Egal ob Sommergarten oder ganzjährig bewohnter Glasanbau: Kaum eine Entscheidung wirkt sich so unmittelbar auf den Alltag aus wie die Wahl der Öffnungselemente. Bei uns fällt diese Wahl in der großen Mehrheit der Projekte auf die Schiebetür – aus praktischen Gründen. Anders als eine Dreh- oder Dreh-Kipp-Tür braucht ein Schiebeflügel keinen Platz zum Aufschwenken, Sitzgruppe, Pflanzkübel oder Sideboard können also direkt an der Glasfront stehen. Die Flügel laufen platzsparend parallel zur Fassade und bleiben auch bei Wind ruhig in ihrer Schiene, statt aufzuschlagen. Weil sich zudem sehr große Glasformate verbauen lassen, entsteht im geöffneten Zustand ein Übergang zur Terrasse, der kaum noch als Grenze wahrnehmbar ist.

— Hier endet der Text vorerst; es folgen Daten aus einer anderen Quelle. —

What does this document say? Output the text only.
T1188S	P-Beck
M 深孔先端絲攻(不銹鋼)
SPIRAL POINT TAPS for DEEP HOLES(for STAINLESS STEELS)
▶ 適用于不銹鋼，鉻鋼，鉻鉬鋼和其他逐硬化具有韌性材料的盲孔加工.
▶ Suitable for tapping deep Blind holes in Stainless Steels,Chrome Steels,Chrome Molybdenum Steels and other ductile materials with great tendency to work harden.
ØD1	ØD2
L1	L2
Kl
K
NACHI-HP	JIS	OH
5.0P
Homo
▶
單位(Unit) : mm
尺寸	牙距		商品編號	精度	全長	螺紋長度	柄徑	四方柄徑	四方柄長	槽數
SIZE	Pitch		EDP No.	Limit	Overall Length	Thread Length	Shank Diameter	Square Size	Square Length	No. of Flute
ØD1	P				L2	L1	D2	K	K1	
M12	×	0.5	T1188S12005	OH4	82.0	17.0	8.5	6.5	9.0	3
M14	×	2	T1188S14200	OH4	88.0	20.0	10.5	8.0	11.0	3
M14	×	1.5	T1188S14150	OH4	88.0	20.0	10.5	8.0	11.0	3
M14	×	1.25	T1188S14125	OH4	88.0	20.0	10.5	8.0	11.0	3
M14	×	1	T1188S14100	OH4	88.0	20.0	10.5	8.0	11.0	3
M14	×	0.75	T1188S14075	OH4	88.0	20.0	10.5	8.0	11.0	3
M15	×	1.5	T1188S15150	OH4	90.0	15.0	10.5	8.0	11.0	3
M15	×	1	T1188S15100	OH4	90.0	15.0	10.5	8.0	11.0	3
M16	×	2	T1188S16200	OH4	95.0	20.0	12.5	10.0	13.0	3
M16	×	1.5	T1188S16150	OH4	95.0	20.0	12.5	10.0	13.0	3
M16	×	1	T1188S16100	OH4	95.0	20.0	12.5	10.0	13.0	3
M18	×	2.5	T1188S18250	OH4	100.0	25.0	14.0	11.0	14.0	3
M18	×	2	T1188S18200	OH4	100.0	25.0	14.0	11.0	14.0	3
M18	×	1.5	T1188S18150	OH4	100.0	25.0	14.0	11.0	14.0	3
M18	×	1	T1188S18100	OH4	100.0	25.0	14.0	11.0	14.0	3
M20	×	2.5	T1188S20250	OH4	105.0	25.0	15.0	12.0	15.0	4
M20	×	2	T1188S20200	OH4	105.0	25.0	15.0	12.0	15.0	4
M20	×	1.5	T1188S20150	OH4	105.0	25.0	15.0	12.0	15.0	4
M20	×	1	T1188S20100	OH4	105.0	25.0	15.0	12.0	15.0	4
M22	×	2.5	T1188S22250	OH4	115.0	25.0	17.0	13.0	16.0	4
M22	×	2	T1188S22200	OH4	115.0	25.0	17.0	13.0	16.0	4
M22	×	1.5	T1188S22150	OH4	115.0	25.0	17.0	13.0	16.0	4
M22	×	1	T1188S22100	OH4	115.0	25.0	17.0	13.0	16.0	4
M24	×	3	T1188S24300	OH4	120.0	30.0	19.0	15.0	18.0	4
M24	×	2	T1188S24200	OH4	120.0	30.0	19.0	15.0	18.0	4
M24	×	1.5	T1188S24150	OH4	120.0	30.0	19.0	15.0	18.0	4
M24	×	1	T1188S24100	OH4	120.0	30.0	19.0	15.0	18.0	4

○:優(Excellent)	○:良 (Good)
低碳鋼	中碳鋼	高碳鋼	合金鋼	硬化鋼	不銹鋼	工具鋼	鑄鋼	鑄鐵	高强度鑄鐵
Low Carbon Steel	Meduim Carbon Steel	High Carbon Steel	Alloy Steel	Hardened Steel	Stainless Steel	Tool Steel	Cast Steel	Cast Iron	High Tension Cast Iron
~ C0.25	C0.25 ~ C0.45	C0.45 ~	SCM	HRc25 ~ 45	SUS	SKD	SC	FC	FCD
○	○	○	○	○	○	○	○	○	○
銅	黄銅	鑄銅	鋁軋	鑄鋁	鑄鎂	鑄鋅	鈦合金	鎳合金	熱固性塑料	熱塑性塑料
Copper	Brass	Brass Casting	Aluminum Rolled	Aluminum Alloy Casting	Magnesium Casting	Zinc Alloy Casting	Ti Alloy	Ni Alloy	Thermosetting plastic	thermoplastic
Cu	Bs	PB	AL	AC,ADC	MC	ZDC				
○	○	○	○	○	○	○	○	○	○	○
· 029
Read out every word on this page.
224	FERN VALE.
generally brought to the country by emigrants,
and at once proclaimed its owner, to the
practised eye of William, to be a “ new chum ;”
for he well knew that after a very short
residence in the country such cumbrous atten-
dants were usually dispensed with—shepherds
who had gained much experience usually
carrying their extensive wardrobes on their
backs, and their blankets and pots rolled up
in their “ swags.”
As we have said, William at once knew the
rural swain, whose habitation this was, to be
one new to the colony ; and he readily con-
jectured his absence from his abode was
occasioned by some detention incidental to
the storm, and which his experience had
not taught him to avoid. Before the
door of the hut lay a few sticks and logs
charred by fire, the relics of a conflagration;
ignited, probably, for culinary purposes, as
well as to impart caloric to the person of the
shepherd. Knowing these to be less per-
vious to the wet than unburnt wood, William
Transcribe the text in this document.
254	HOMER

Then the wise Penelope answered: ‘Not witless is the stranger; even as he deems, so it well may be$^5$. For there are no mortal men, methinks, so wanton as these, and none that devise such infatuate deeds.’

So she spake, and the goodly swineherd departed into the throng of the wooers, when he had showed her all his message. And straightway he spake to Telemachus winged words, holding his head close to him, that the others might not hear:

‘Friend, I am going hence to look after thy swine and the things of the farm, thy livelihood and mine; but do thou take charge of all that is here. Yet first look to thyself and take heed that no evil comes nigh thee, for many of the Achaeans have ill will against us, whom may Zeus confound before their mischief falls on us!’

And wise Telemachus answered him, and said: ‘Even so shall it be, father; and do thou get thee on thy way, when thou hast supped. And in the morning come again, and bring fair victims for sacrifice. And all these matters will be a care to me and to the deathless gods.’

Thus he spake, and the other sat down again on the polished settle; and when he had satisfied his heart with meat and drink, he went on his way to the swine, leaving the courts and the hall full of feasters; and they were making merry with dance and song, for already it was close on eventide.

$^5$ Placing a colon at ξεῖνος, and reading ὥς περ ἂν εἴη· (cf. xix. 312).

Besonders beim Kaltwintergarten in Dortmund ist die Schiebetür praktisch Teil des Konzepts: Der unbeheizte Glasraum lebt davon, dass sich die Front im Sommer großflächig öffnen lässt und der Anbau dann wie eine überdachte Terrasse funktioniert – ob am Siedlungshaus in Eving oder an der Doppelhaushälfte in Brackel. In unserer Premium-Ausführung gehört das Schiebesystem deshalb zur Standardausstattung, mehr dazu im Preis-Kapitel.

Glasschiebetür am Wintergarten in Dortmund – Detailansicht der Laufschiene
Die Schiebeflügel laufen in bodennahen Schienen und geben im Sommer große Teile der Glasfront frei.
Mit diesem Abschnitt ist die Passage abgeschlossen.